Rounds is your vehicle for sharing your orthopaedic
skills and experience. Your response to Rounds will be published in
a future issue of Body Cast. We invite you to suggest questions for
this column. Please address all submissions to: The Editor, Body Cast,
18 Wynford Drive, Suite 715A, North York, Ontario, M3C 3S2.
This
Issue's Rounds Question -
Please tell
us:
How is the repair of
a fractured adult bone similar to endochrondal
bone formation?
(responses
to be published in next issue)
In the last issue of Body Cast, Rounds asked: What
is a carpal boss, or carpe bossu?
The following responses were received:
From Bernie Arseneault:
"Carpal Boss" may
be caused by repetitive use of the carpometacarpal joints. A
bony accessory ossification centre, referred to as the Os Styloideum,
may fuse to the base of the second and third metacarpal in the
majority of cases. It may also show physical signs of a prominent
bony/soft tissue mass.
Symptoms related to this pathology are arthrosis, irritation
and mechanical pinching to adjacent extensor tendons. It may also
show differential diagnoses of a ganglion cyst. Management includes
splinting, anti-inflammatory treatment or surgical incision of
bony spur.
From Edd Hayes:
A carpal boss is a bony prominence at the second or third metacarpal
base dorsal aspect of the wrist. In my limited experience, I have
seen patients live with a carpal boss, or have surgery. A small
incision is made over the carpal boss, then shaving it down until
cartilage is seen. This surgery is not always successful. A lot
of people have this, but not all need anything done. You'd be surprised
how many patients come into the fracture room with this, but have
no painful symptoms.
From Tom Yorke:
It is an unremarkable bony protuberance. It is found in people
between the ages of 30 to 50 years of age, most commonly in women.
It is located on the dorsum of the wrist at the base of the second
and third metacarpals, adjacent to the capitate and the trapezoid
bones. This bony prominence may represent degenerative osteophyte
formation and the presence of an os styloideum, an accessory ossification
centre that occurs during embryonic development.

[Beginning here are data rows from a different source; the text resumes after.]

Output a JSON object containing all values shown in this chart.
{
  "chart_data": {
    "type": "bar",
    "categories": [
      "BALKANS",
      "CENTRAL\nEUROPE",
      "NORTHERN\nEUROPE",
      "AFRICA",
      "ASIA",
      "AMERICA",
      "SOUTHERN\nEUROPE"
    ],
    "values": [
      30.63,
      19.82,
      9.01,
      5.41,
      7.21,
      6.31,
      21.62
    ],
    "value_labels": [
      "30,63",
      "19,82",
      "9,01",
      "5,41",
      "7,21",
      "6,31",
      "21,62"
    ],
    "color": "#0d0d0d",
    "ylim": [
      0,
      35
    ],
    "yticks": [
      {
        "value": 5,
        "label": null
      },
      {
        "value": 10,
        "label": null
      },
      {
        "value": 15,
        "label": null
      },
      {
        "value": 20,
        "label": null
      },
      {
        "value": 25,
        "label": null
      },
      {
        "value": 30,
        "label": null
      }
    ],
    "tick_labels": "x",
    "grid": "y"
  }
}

The symptoms of a carpal boss are pain and limitation of motion
of the affected hand. This can be caused by an overlying ganglion
or bursitis, an exterior tendon slipping over the bony prominence,
or from osteoarthritic changes in the wrist at the site.
To
get the best x-ray of the area, a lateral view using 30° of
supination and ulnar deviation of the wrist should be used. Treatments
of this condition are the use of nonsteroid anti inflammatory
medications, limited use of the wrist, or surgical excision of
the bony prominence.
Responses
were also received from: Livain Arseneau, Tony Bellon,
Lhea Burk, Alex Carlos, James Carragher, Eric Christiansen,
Edward Clancey, Adrian Crossman, Norm Ellsworth, Melvin
Gillingham, Richard Grenier, Caleb Griffith, Suzanne
Groulx, Lena Head, Jean Hohs, Johnny Humeniuk, Roger
Ip Fung Chun, Mary Anne Lash, Brian Lavallee, Kimberley
Leslie, Cam Longphee, Doug Longphee, Lynn Lough, Lori
MacDonald, Blair Matheson, Gary Marshall, Joe Maulucci,
Jay Meraj, Javad Movasseli, Earl Oborowsky, Ray Passmore,
James Wong, Neuville Yao and Mary Young.